Doubiiu / DynamiCrafter

[ECCV 2024] DynamiCrafter: Animating Open-domain Images with Video Diffusion Priors
Apache License 2.0
2.09k stars 165 forks source link

Error of running inference on multiple GPUs #21

Open canqin001 opened 5 months ago

canqin001 commented 5 months ago

Hi, @Doubiiu thank you for the impressive work! I met an error when running sh scripts/run_mp.sh 1024:

RuntimeError: Expected all tensors to be on the same device, but found at least two devices, cuda:0 and cuda:7! (when checking argument for argument weight in method wrapper_CUDA__cudnn_convolution)

Do you have any suggestions?

Doubiiu commented 5 months ago

Hi Can, I have tested run_mp in my environment without problem. I doubt if there is any incompatibility issue in terms of environment? for instance, pytorch?

Chuchad commented 3 months ago

@canqin001 have debugged using import rpdb. Now, I have try with 2 or 4 GPUs and everything goes well (maybe any number will be fine).
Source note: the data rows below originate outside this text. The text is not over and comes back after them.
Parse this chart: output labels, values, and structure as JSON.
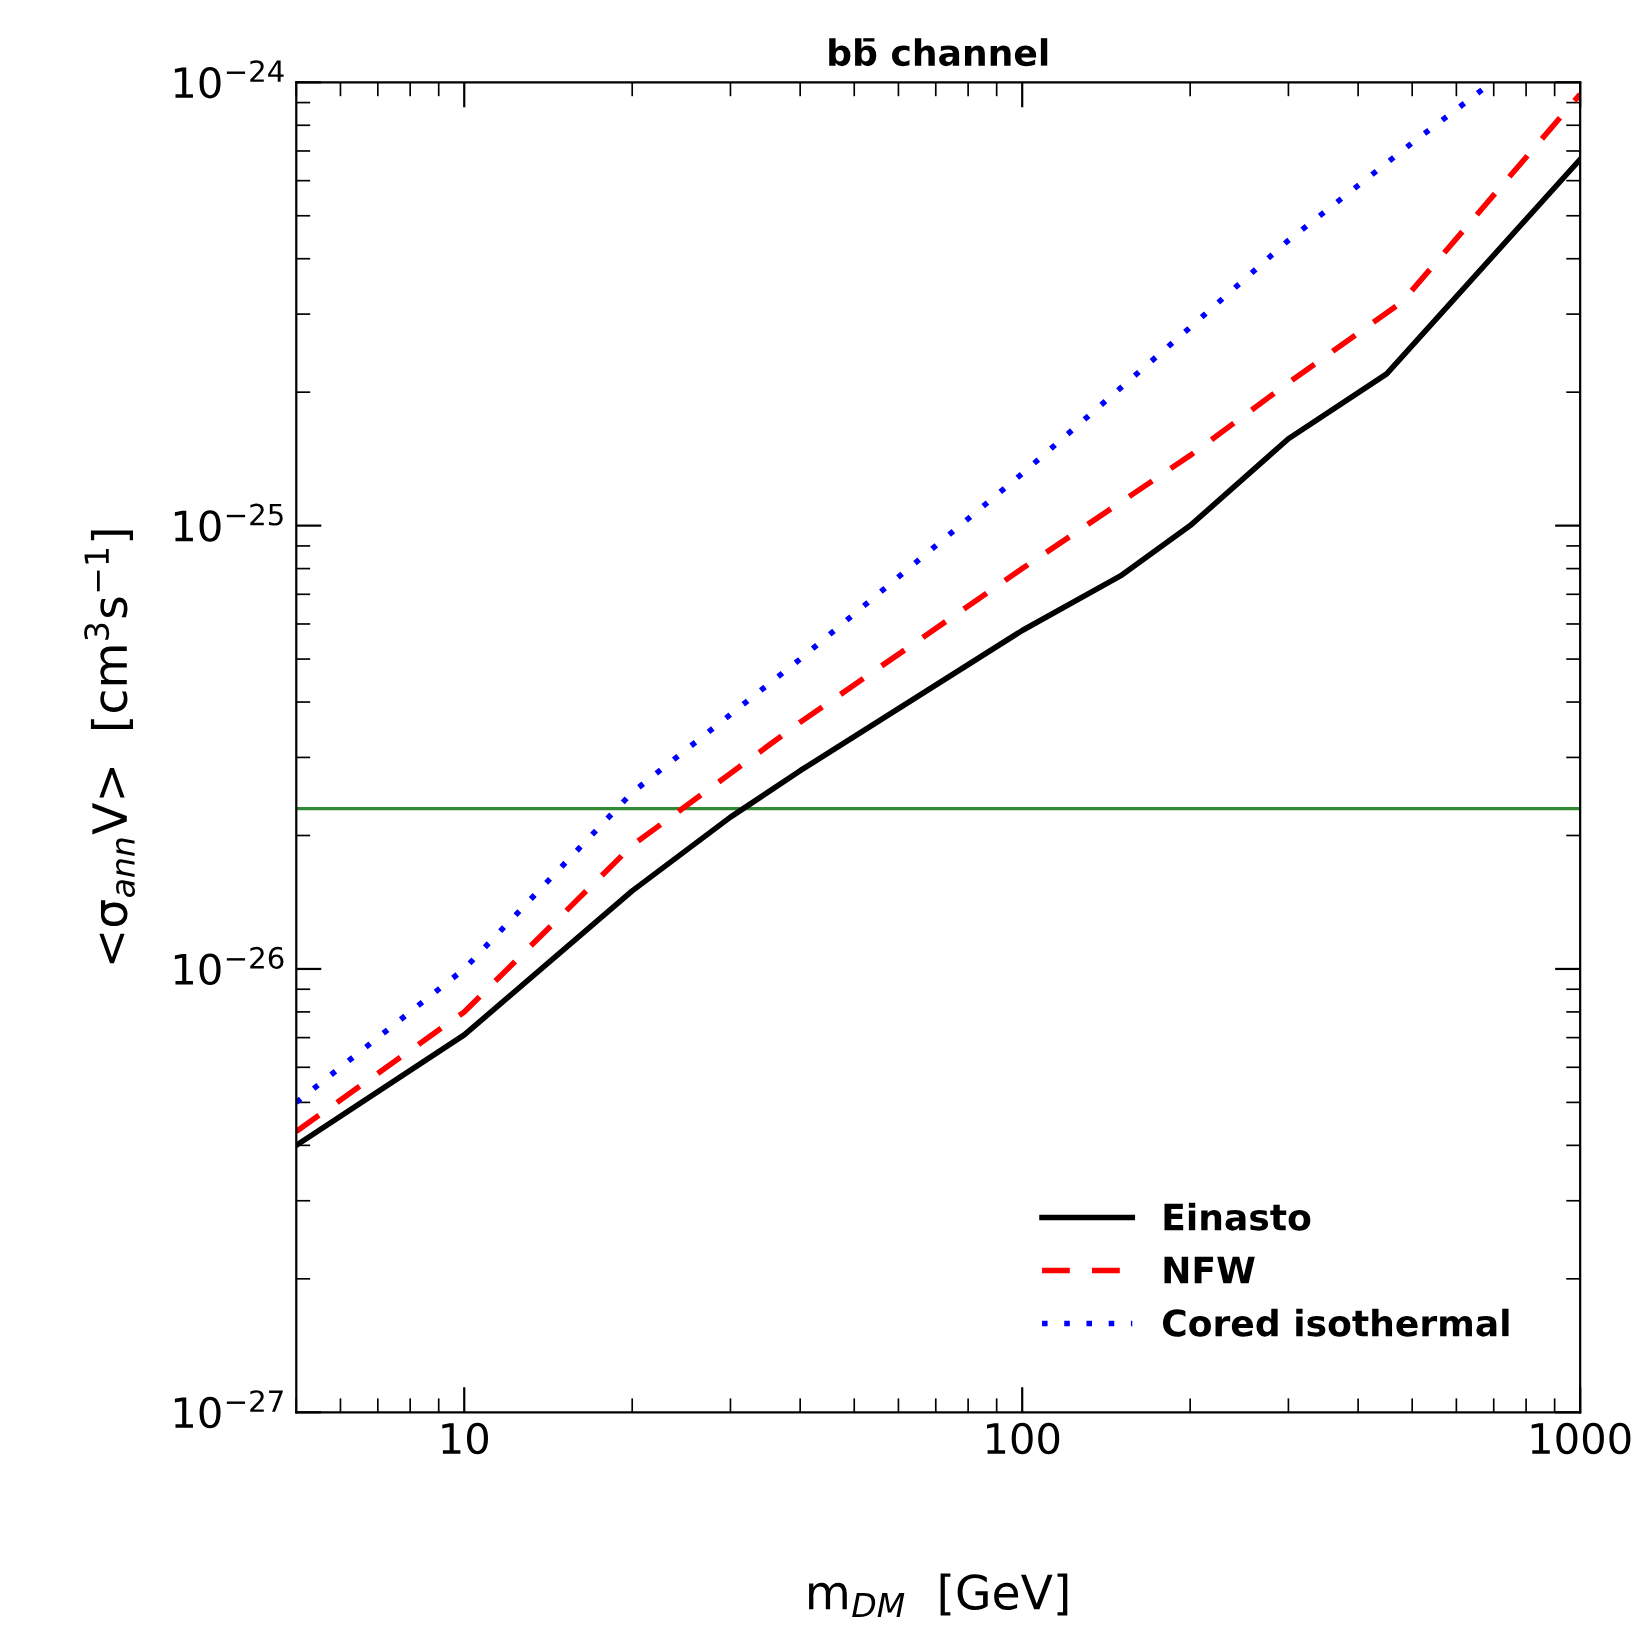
{
  "chart_data": {
    "type": "line",
    "title": "bb̄ channel",
    "xlabel": "m$_{DM}$  [GeV]",
    "ylabel": "<σ$_{ann}$V>  [cm$^{3}$s$^{−1}$]",
    "log": "xy",
    "xlim": [
      5,
      1000
    ],
    "ylim": [
      1e-27,
      1e-24
    ],
    "xticks": [
      10,
      100,
      1000
    ],
    "yticks": [
      {
        "value": 1e-27,
        "label": "10$^{−27}$"
      },
      {
        "value": 1e-26,
        "label": "10$^{−26}$"
      },
      {
        "value": 1e-25,
        "label": "10$^{−25}$"
      },
      {
        "value": 1e-24,
        "label": "10$^{−24}$"
      }
    ],
    "legend": "bottom right",
    "grid": false,
    "series": [
      {
        "name": "Einasto",
        "color": "#000000",
        "line_style": "solid",
        "x": [
          5,
          10,
          20,
          30,
          40,
          100,
          150,
          200,
          300,
          450,
          1000
        ],
        "values": [
          4e-27,
          7.1e-27,
          1.5e-26,
          2.2e-26,
          2.8e-26,
          5.8e-26,
          7.7e-26,
          1e-25,
          1.57e-25,
          2.2e-25,
          6.7e-25
        ]
      },
      {
        "name": "NFW",
        "color": "#ff0000",
        "line_style": "dashed",
        "x": [
          5,
          10,
          20,
          40,
          100,
          200,
          300,
          480,
          1000
        ],
        "values": [
          4.3e-27,
          8e-27,
          1.9e-26,
          3.6e-26,
          8e-26,
          1.44e-25,
          2.1e-25,
          3.2e-25,
          9.4e-25
        ]
      },
      {
        "name": "Cored isothermal",
        "color": "#0000ff",
        "line_style": "dotted",
        "x": [
          5,
          10,
          20,
          40,
          100,
          200,
          300,
          500,
          695
        ],
        "values": [
          5e-27,
          1e-26,
          2.5e-26,
          5e-26,
          1.31e-25,
          2.8e-25,
          4.4e-25,
          7.3e-25,
          1e-24
        ]
      }
    ],
    "ref_lines": [
      {
        "axis": "y",
        "value": 2.3e-26,
        "color": "#338833",
        "line_style": "solid"
      }
    ]
  }
}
You can edit the related file as follows:

lvdm-models-autoencoder.py-line-97 add with:

def encode(self, x, **kwargs):
if torch.distributed.is_initialized(): 
x = x.to(f"cuda:{torch.distributed.get_rank()}")

lvdm-modules-encoders-conditions.py-line-214 add with:

def encode_with_transformer(self, text):
if torch.distributed.is_initialized():  
x = self.model.token_embedding(text.to(f"cuda:{torch.distributed.get_rank()}"))
else:  
x = self.model.token_embedding(text)

scripts-evalation-inference.py-line-174 add with:

img = videos[:,:,0] #bchw
img =img.to(model.device)

Hope this could help you.

jryebread commented 2 months ago

@Chuchad Thank you for the great info, this allowed it to work on 4 A10 GPUS finally!

Do you know if it is possible to have it so that the checkpoint is loaded onto the GPUs so that when I want to run inference it is faster? for example I notice in the output everytime I run the model via run_mp.sh it sais "model checkpoint loaded" how can I have it loaded before inference call with an image? image

Chuchad commented 2 months ago

@Chuchad Thank you for the great info, this allowed it to work on 4 A10 GPUS finally!

Do you know if it is possible to have it so that the checkpoint is loaded onto the GPUs so that when I want to run inference it is faster? for example I notice in the output everytime I run the model via run_mp.sh it sais "model checkpoint loaded" how can I have it loaded before inference call with an image? image

You mean GPU loads model checkpoint in advance and the process can inference whenever receive your inference requests? You can integrate run_mp.sh pipeline with gradio_app.py. But it seems a little troublesome, haha.